Marlon, Keith Richards’ and Anita Pallenberg’s son, brought the idea for Catching Fire: The Story of Anita Pallenberg to Directors Alexis Bloom and Svetlana Zill. He told them, “Someone should make a film about my mum.” The filmmakers read Anita’s diary, and through Marlon they had access to materials that would have otherwise been impossible to access. “We had all of that unseen home movie, and the family album, and you know you’re going to start there,” Bloom explained.


Pallenberg had a distinctive European accent, yet the filmmakers decided to use American actress Scarlett Johansen as the voice of Anita. “You always make these pie-in-the-sky lists of like, ‘if you could get anyone, you’d get this person,’” Zill said, “…and she ended up agreeing to do the film, which was great.”

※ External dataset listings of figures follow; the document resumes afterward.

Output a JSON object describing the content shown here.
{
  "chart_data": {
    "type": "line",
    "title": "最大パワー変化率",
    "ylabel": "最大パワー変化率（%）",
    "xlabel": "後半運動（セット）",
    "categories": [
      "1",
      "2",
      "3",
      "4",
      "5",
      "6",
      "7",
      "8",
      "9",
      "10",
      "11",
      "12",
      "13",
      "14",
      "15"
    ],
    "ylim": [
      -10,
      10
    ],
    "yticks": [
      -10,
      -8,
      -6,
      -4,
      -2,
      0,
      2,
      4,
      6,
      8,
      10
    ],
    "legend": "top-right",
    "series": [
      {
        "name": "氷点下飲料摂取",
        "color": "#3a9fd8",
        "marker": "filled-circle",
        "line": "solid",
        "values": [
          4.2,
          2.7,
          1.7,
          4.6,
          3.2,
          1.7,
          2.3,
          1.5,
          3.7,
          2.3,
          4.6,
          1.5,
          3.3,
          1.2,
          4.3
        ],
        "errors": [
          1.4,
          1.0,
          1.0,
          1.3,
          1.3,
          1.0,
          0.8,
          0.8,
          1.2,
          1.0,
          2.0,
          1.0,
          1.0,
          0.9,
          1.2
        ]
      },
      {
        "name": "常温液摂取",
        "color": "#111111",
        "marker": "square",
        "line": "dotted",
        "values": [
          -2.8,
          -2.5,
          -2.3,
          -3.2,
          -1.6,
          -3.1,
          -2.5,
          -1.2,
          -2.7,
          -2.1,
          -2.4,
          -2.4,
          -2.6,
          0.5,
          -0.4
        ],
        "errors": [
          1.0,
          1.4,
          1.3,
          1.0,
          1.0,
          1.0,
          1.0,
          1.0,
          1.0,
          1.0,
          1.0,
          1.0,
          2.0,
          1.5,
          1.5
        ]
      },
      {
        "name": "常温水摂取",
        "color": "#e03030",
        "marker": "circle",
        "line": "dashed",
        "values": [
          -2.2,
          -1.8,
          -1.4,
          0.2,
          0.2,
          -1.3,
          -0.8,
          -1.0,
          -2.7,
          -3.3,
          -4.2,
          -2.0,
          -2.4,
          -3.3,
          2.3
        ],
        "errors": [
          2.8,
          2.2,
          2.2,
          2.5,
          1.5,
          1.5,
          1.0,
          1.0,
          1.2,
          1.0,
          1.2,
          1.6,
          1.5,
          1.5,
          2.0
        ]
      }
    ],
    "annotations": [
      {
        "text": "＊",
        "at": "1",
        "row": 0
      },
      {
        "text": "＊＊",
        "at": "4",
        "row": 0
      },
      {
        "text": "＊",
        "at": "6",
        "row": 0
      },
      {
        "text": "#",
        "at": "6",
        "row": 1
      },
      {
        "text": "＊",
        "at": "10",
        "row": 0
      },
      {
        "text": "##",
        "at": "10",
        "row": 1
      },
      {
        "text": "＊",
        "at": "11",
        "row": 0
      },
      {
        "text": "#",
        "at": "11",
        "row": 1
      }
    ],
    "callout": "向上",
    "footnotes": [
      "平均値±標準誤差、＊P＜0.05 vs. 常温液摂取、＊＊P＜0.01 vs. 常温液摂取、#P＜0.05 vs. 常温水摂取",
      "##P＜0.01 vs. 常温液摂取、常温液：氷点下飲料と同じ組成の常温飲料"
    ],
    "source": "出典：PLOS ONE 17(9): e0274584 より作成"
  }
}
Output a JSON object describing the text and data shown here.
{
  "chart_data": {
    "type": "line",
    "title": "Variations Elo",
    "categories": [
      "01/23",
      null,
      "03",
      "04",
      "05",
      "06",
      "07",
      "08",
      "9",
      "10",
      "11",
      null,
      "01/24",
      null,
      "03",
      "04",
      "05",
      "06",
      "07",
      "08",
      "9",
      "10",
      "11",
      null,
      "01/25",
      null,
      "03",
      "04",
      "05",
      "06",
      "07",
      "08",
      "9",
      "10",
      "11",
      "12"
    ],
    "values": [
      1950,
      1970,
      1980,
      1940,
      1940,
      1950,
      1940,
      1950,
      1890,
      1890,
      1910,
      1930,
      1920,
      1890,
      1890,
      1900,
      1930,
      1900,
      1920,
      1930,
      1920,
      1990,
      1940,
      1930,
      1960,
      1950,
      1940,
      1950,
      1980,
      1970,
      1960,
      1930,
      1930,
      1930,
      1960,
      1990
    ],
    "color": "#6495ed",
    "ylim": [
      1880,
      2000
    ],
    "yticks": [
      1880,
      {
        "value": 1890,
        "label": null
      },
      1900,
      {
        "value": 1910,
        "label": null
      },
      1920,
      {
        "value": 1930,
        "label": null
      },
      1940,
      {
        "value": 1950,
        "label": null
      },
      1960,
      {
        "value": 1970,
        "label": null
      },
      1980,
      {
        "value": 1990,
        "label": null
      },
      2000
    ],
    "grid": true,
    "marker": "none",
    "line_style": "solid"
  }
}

I asked them, “Why Johansen?” Before seeing the film I had wondered at the choice, but after viewing it I told them I was pleasantly surprised that it worked. “I’m glad to hear you actually came around to that,” Zill responded. “It’s an understandable initial reaction for someone who’s super familiar with Anita who was decidedly European, and had this very distinct pan-European German-Italian accent. We tried with a few different actors to do more of an imitation of her voice. It just felt like we were chasing this illusive accent rather than thinking about a voice that was going to embody Anita as a three-dimensional human being, and that would have the kind of weight, and gravitas, and believability in her intelligence, and her sex appeal, and her knowingness–and her allure.” 


Pallenberg’s decadent life had a happy ending. Without spilling the beans about the depth to which her life descended – you’ll have to see the film for that - it’s heartening to know that after such adventures you can emerge, I won’t say unscathed, but perhaps healed. 


Pallenberg spent her later years gardening, living in “a really nice, comfortable, very stylish apartment in Chelsea [in London] by the river,” where, according to Bloom, “She was a wicked great gardener. She was into the freedom of being outside.” You were outside the norm in every way, Anita - and we’re grateful for it.  


Catching Fire: The Story of Anita Pallenberg premiers May 3rd at IFC in Manhattan, in Asbury Park, NJ on May 4th and in Rhinebeck, NY on May 19th. It will show at the New Art theatre in Los Angeles on May 10th, and will premier in London on May 17th. The film is also available starting on May 3rd through Video-On-Demand on Amazon Prime and other streaming platforms.